Further analysis shows these beliefs about the nature of God correlate strongly to a respondent's opinions about political and moral issues, the researchers say. "If I know your type of God, I know all kinds of things about you, " says Paul Froese, another member of the research team and also an assistant professor of sociology.
Someone who believes in a distant God is not likely to be an activist. This person might think about God as a cosmic force who has power over the laws of nature, but does not see God as a being who acts in the world or who has clear opinions about man's activities or world events.

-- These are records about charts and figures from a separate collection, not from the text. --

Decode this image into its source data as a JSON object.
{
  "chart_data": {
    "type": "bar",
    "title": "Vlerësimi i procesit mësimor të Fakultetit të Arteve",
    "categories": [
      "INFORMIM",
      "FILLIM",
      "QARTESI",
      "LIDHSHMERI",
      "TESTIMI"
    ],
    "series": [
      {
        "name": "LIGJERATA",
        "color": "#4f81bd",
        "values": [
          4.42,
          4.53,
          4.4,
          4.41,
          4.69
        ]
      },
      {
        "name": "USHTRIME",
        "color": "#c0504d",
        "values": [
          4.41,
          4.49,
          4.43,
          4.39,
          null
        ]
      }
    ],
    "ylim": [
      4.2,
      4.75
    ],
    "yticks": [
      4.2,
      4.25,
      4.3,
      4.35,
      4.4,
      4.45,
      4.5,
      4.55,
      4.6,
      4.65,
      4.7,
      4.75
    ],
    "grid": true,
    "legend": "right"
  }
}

The believer in an authoritarian God is more likely to think that God is angry, highly involved in daily life and world affairs, responsible for global events, and capable of doling out punishment to the unfaithful.
Income and gender figure in as well, Froese says. "The higher your income, the less likely you are to think God is angry. The lower your income, the more likely you are to think God is angry." Meanwhile, women lean more toward a benevolent God while men are more likely to see an authoritarian and critical God.

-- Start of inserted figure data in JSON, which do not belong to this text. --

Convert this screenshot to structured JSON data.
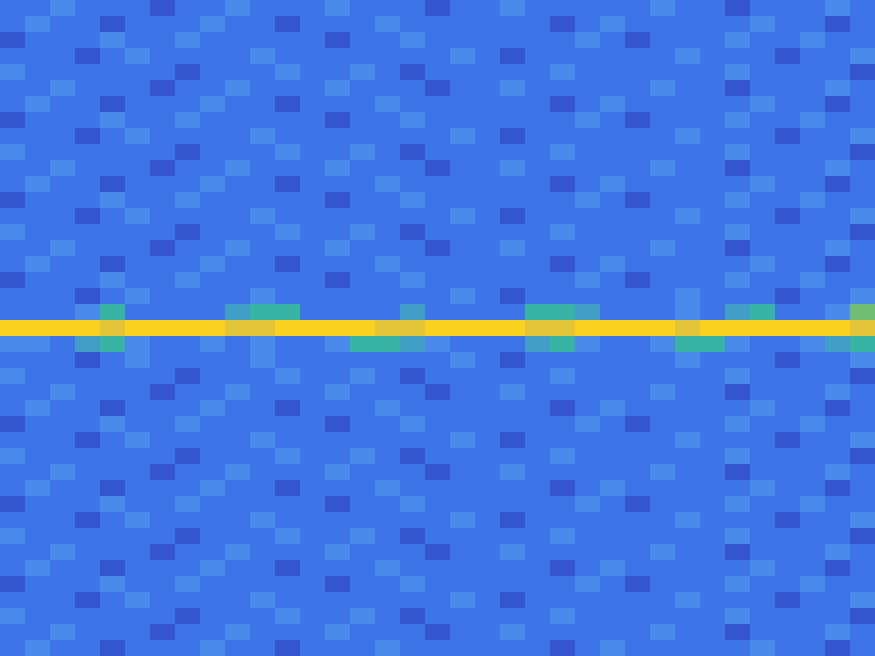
{
  "chart_data": {
    "type": "heatmap",
    "color": "parula",
    "tick_labels": false,
    "zlim": [
      0,
      10
    ],
    "cells": [
      [
        3,
        3,
        4,
        3,
        3,
        3,
        2,
        3,
        3,
        4,
        3,
        3,
        3,
        4,
        3,
        3,
        3,
        2,
        3,
        3,
        4,
        3,
        3,
        3,
        3,
        3,
        4,
        3,
        3,
        2,
        3,
        3,
        3,
        4,
        3
      ],
      [
        3,
        4,
        3,
        3,
        2,
        3,
        3,
        3,
        4,
        3,
        3,
        2,
        3,
        3,
        3,
        4,
        3,
        3,
        3,
        3,
        3,
        3,
        2,
        3,
        4,
        3,
        3,
        3,
        3,
        3,
        4,
        3,
        3,
        2,
        3
      ],
      [
        2,
        3,
        3,
        3,
        4,
        3,
        3,
        4,
        3,
        3,
        3,
        3,
        3,
        2,
        3,
        3,
        4,
        3,
        3,
        3,
        3,
        3,
        3,
        4,
        3,
        2,
        3,
        3,
        3,
        4,
        3,
        3,
        4,
        3,
        3
      ],
      [
        3,
        3,
        3,
        2,
        3,
        4,
        3,
        3,
        3,
        3,
        4,
        3,
        3,
        3,
        3,
        3,
        3,
        3,
        4,
        3,
        2,
        3,
        3,
        3,
        3,
        3,
        3,
        4,
        3,
        3,
        3,
        2,
        3,
        3,
        4
      ],
      [
        4,
        3,
        3,
        3,
        3,
        3,
        3,
        2,
        3,
        3,
        3,
        4,
        3,
        3,
        4,
        3,
        2,
        3,
        3,
        3,
        3,
        3,
        4,
        3,
        3,
        3,
        3,
        3,
        3,
        4,
        3,
        3,
        3,
        3,
        2
      ],
      [
        3,
        3,
        4,
        3,
        3,
        3,
        2,
        3,
        3,
        4,
        3,
        3,
        3,
        4,
        3,
        3,
        3,
        2,
        3,
        3,
        4,
        3,
        3,
        3,
        3,
        3,
        4,
        3,
        3,
        2,
        3,
        3,
        3,
        4,
        3
      ],
      [
        3,
        4,
        3,
        3,
        2,
        3,
        3,
        3,
        4,
        3,
        3,
        2,
        3,
        3,
        3,
        4,
        3,
        3,
        3,
        3,
        3,
        3,
        2,
        3,
        4,
        3,
        3,
        3,
        3,
        3,
        4,
        3,
        3,
        2,
        3
      ],
      [
        2,
        3,
        3,
        3,
        4,
        3,
        3,
        4,
        3,
        3,
        3,
        3,
        3,
        2,
        3,
        3,
        4,
        3,
        3,
        3,
        3,
        3,
        3,
        4,
        3,
        2,
        3,
        3,
        3,
        4,
        3,
        3,
        4,
        3,
        3
      ],
      [
        3,
        3,
        3,
        2,
        3,
        4,
        3,
        3,
        3,
        3,
        4,
        3,
        3,
        3,
        3,
        3,
        3,
        3,
        4,
        3,
        2,
        3,
        3,
        3,
        3,
        3,
        3,
        4,
        3,
        3,
        3,
        2,
        3,
        3,
        4
      ],
      [
        4,
        3,
        3,
        3,
        3,
        3,
        3,
        2,
        3,
        3,
        3,
        4,
        3,
        3,
        4,
        3,
        2,
        3,
        3,
        3,
        3,
        3,
        4,
        3,
        3,
        3,
        3,
        3,
        3,
        4,
        3,
        3,
        3,
        3,
        2
      ],
      [
        3,
        3,
        4,
        3,
        3,
        3,
        2,
        3,
        3,
        4,
        3,
        3,
        3,
        4,
        3,
        3,
        3,
        2,
        3,
        3,
        4,
        3,
        3,
        3,
        3,
        3,
        4,
        3,
        3,
        2,
        3,
        3,
        3,
        4,
        3
      ],
      [
        3,
        4,
        3,
        3,
        2,
        3,
        3,
        3,
        4,
        3,
        3,
        2,
        3,
        3,
        3,
        4,
        3,
        3,
        3,
        3,
        3,
        3,
        2,
        3,
        4,
        3,
        3,
        3,
        3,
        3,
        4,
        3,
        3,
        2,
        3
      ],
      [
        2,
        3,
        3,
        3,
        4,
        3,
        3,
        4,
        3,
        3,
        3,
        3,
        3,
        2,
        3,
        3,
        4,
        3,
        3,
        3,
        3,
        3,
        3,
        4,
        3,
        2,
        3,
        3,
        3,
        4,
        3,
        3,
        4,
        3,
        3
      ],
      [
        3,
        3,
        3,
        2,
        3,
        4,
        3,
        3,
        3,
        3,
        4,
        3,
        3,
        3,
        3,
        3,
        3,
        3,
        4,
        3,
        2,
        3,
        3,
        3,
        3,
        3,
        3,
        4,
        3,
        3,
        3,
        2,
        3,
        3,
        4
      ],
      [
        4,
        3,
        3,
        3,
        3,
        3,
        3,
        2,
        3,
        3,
        3,
        4,
        3,
        3,
        4,
        3,
        2,
        3,
        3,
        3,
        3,
        3,
        4,
        3,
        3,
        3,
        3,
        3,
        3,
        4,
        3,
        3,
        3,
        3,
        2
      ],
      [
        3,
        3,
        4,
        3,
        3,
        3,
        2,
        3,
        3,
        4,
        3,
        3,
        3,
        4,
        3,
        3,
        3,
        2,
        3,
        3,
        4,
        3,
        3,
        3,
        3,
        3,
        4,
        3,
        3,
        2,
        3,
        3,
        3,
        4,
        3
      ],
      [
        3,
        4,
        3,
        3,
        2,
        3,
        3,
        3,
        4,
        3,
        3,
        2,
        3,
        3,
        3,
        4,
        3,
        3,
        3,
        3,
        3,
        3,
        2,
        3,
        4,
        3,
        3,
        3,
        3,
        3,
        4,
        3,
        3,
        2,
        3
      ],
      [
        2,
        3,
        3,
        3,
        4,
        3,
        3,
        4,
        3,
        3,
        3,
        3,
        3,
        2,
        3,
        3,
        4,
        3,
        3,
        3,
        3,
        3,
        3,
        4,
        3,
        2,
        3,
        3,
        3,
        4,
        3,
        3,
        4,
        3,
        3
      ],
      [
        3,
        3,
        3,
        2,
        3,
        4,
        3,
        3,
        3,
        3,
        4,
        3,
        3,
        3,
        3,
        3,
        3,
        3,
        4,
        3,
        2,
        3,
        3,
        3,
        3,
        3,
        3,
        4,
        3,
        3,
        3,
        2,
        3,
        3,
        4
      ],
      [
        3,
        3,
        3,
        4,
        6,
        3,
        3,
        3,
        3,
        5,
        6,
        6,
        3,
        3,
        3,
        3,
        5,
        3,
        3,
        3,
        3,
        6,
        6,
        5,
        3,
        3,
        3,
        4,
        3,
        5,
        6,
        3,
        3,
        4,
        7
      ],
      [
        10,
        10,
        10,
        10,
        9,
        10,
        10,
        10,
        10,
        9,
        9,
        10,
        10,
        10,
        10,
        9,
        9,
        10,
        10,
        10,
        10,
        9,
        9,
        10,
        10,
        10,
        10,
        9,
        10,
        10,
        10,
        10,
        10,
        10,
        9
      ],
      [
        4,
        4,
        3,
        5,
        6,
        4,
        3,
        3,
        4,
        3,
        4,
        3,
        3,
        4,
        6,
        6,
        5,
        4,
        3,
        3,
        3,
        5,
        6,
        4,
        3,
        3,
        4,
        6,
        6,
        4,
        3,
        3,
        4,
        5,
        6
      ],
      [
        3,
        3,
        3,
        2,
        3,
        4,
        3,
        3,
        3,
        3,
        4,
        3,
        3,
        3,
        3,
        3,
        3,
        3,
        4,
        3,
        2,
        3,
        3,
        3,
        3,
        3,
        3,
        4,
        3,
        3,
        3,
        2,
        3,
        3,
        4
      ],
      [
        4,
        3,
        3,
        3,
        3,
        3,
        3,
        2,
        3,
        3,
        3,
        4,
        3,
        3,
        4,
        3,
        2,
        3,
        3,
        3,
        3,
        3,
        4,
        3,
        3,
        3,
        3,
        3,
        3,
        4,
        3,
        3,
        3,
        3,
        2
      ],
      [
        3,
        3,
        4,
        3,
        3,
        3,
        2,
        3,
        3,
        4,
        3,
        3,
        3,
        4,
        3,
        3,
        3,
        2,
        3,
        3,
        4,
        3,
        3,
        3,
        3,
        3,
        4,
        3,
        3,
        2,
        3,
        3,
        3,
        4,
        3
      ],
      [
        3,
        4,
        3,
        3,
        2,
        3,
        3,
        3,
        4,
        3,
        3,
        2,
        3,
        3,
        3,
        4,
        3,
        3,
        3,
        3,
        3,
        3,
        2,
        3,
        4,
        3,
        3,
        3,
        3,
        3,
        4,
        3,
        3,
        2,
        3
      ],
      [
        2,
        3,
        3,
        3,
        4,
        3,
        3,
        4,
        3,
        3,
        3,
        3,
        3,
        2,
        3,
        3,
        4,
        3,
        3,
        3,
        3,
        3,
        3,
        4,
        3,
        2,
        3,
        3,
        3,
        4,
        3,
        3,
        4,
        3,
        3
      ],
      [
        3,
        3,
        3,
        2,
        3,
        4,
        3,
        3,
        3,
        3,
        4,
        3,
        3,
        3,
        3,
        3,
        3,
        3,
        4,
        3,
        2,
        3,
        3,
        3,
        3,
        3,
        3,
        4,
        3,
        3,
        3,
        2,
        3,
        3,
        4
      ],
      [
        4,
        3,
        3,
        3,
        3,
        3,
        3,
        2,
        3,
        3,
        3,
        4,
        3,
        3,
        4,
        3,
        2,
        3,
        3,
        3,
        3,
        3,
        4,
        3,
        3,
        3,
        3,
        3,
        3,
        4,
        3,
        3,
        3,
        3,
        2
      ],
      [
        3,
        3,
        4,
        3,
        3,
        3,
        2,
        3,
        3,
        4,
        3,
        3,
        3,
        4,
        3,
        3,
        3,
        2,
        3,
        3,
        4,
        3,
        3,
        3,
        3,
        3,
        4,
        3,
        3,
        2,
        3,
        3,
        3,
        4,
        3
      ],
      [
        3,
        4,
        3,
        3,
        2,
        3,
        3,
        3,
        4,
        3,
        3,
        2,
        3,
        3,
        3,
        4,
        3,
        3,
        3,
        3,
        3,
        3,
        2,
        3,
        4,
        3,
        3,
        3,
        3,
        3,
        4,
        3,
        3,
        2,
        3
      ],
      [
        2,
        3,
        3,
        3,
        4,
        3,
        3,
        4,
        3,
        3,
        3,
        3,
        3,
        2,
        3,
        3,
        4,
        3,
        3,
        3,
        3,
        3,
        3,
        4,
        3,
        2,
        3,
        3,
        3,
        4,
        3,
        3,
        4,
        3,
        3
      ],
      [
        3,
        3,
        3,
        2,
        3,
        4,
        3,
        3,
        3,
        3,
        4,
        3,
        3,
        3,
        3,
        3,
        3,
        3,
        4,
        3,
        2,
        3,
        3,
        3,
        3,
        3,
        3,
        4,
        3,
        3,
        3,
        2,
        3,
        3,
        4
      ],
      [
        4,
        3,
        3,
        3,
        3,
        3,
        3,
        2,
        3,
        3,
        3,
        4,
        3,
        3,
        4,
        3,
        2,
        3,
        3,
        3,
        3,
        3,
        4,
        3,
        3,
        3,
        3,
        3,
        3,
        4,
        3,
        3,
        3,
        3,
        2
      ],
      [
        3,
        3,
        4,
        3,
        3,
        3,
        2,
        3,
        3,
        4,
        3,
        3,
        3,
        4,
        3,
        3,
        3,
        2,
        3,
        3,
        4,
        3,
        3,
        3,
        3,
        3,
        4,
        3,
        3,
        2,
        3,
        3,
        3,
        4,
        3
      ],
      [
        3,
        4,
        3,
        3,
        2,
        3,
        3,
        3,
        4,
        3,
        3,
        2,
        3,
        3,
        3,
        4,
        3,
        3,
        3,
        3,
        3,
        3,
        2,
        3,
        4,
        3,
        3,
        3,
        3,
        3,
        4,
        3,
        3,
        2,
        3
      ],
      [
        2,
        3,
        3,
        3,
        4,
        3,
        3,
        4,
        3,
        3,
        3,
        3,
        3,
        2,
        3,
        3,
        4,
        3,
        3,
        3,
        3,
        3,
        3,
        4,
        3,
        2,
        3,
        3,
        3,
        4,
        3,
        3,
        4,
        3,
        3
      ],
      [
        3,
        3,
        3,
        2,
        3,
        4,
        3,
        3,
        3,
        3,
        4,
        3,
        3,
        3,
        3,
        3,
        3,
        3,
        4,
        3,
        2,
        3,
        3,
        3,
        3,
        3,
        3,
        4,
        3,
        3,
        3,
        2,
        3,
        3,
        4
      ],
      [
        4,
        3,
        3,
        3,
        3,
        3,
        3,
        2,
        3,
        3,
        3,
        4,
        3,
        3,
        4,
        3,
        2,
        3,
        3,
        3,
        3,
        3,
        4,
        3,
        3,
        3,
        3,
        3,
        3,
        4,
        3,
        3,
        3,
        3,
        2
      ],
      [
        3,
        3,
        4,
        3,
        3,
        3,
        2,
        3,
        3,
        4,
        3,
        3,
        3,
        4,
        3,
        3,
        3,
        2,
        3,
        3,
        4,
        3,
        3,
        3,
        3,
        3,
        4,
        3,
        3,
        2,
        3,
        3,
        3,
        4,
        3
      ],
      [
        3,
        4,
        3,
        3,
        2,
        3,
        3,
        3,
        4,
        3,
        3,
        2,
        3,
        3,
        3,
        4,
        3,
        3,
        3,
        3,
        3,
        3,
        2,
        3,
        4,
        3,
        3,
        3,
        3,
        3,
        4,
        3,
        3,
        2,
        3
      ]
    ]
  }
}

"One of the most powerful things that the types of God predict are political and moral attitudes," Froese says. "For example, in our survey, only 18 percent of Americans overall think we should abolish the death penalty. However, people who believe in an authoritarian God are less likely to think we should abolish the death penalty while those who believe in a distant God are much more likely to think we should abolish the death penalty."
Help for congregations
Johnson hopes that ongoing religion surveys conducted by this research team will eventually offer help to congregations. "Many of us who do this kind of work publish articles in academic journals that are not accessible to the public, and here, with my colleagues, we have had some serious conversations about how can we begin to help congregations with this research."
The ability to conduct scholarly research within the framework of a Christian university, illustrated by 2012, Baylor's Vision, was one of the factors that made Baylor attractive to both Johnson and Stark.
"When you say, 'We're a Christian university and we want to be a top research university that's also profoundly Christian,' you've got my interest," Johnson says. "That vision was captivating -- the chance to be at a place that's serious about academics and wants to do better all the time but without losing its faith along the way."
Johnson says he and the other researchers not only want to go to churches and give presentations about their research, but they want congregations to ask them questions. "We want to learn from them," he says. "That informs our work. We want people to see Baylor as an academic powerhouse, but we also want them to understand that Baylor is a place that's intentional about helping congregations."
The figures that have been released are only some of the results the survey yielded. Researchers are still going through a treasure trove of data and expect to report new findings in coming months. They are also planning for the second wave of the survey, which will go into the field in fall of 2007 with a variety of new questions. They intend to release a new religion survey every two years, says Johnson, using the first one as a benchmark.
"I have a feeling that in the future the Baylor survey will be very much anticipated on a national and international level. We have set a precedent. In two years, people will begin to ask, where's that Baylor religion survey?"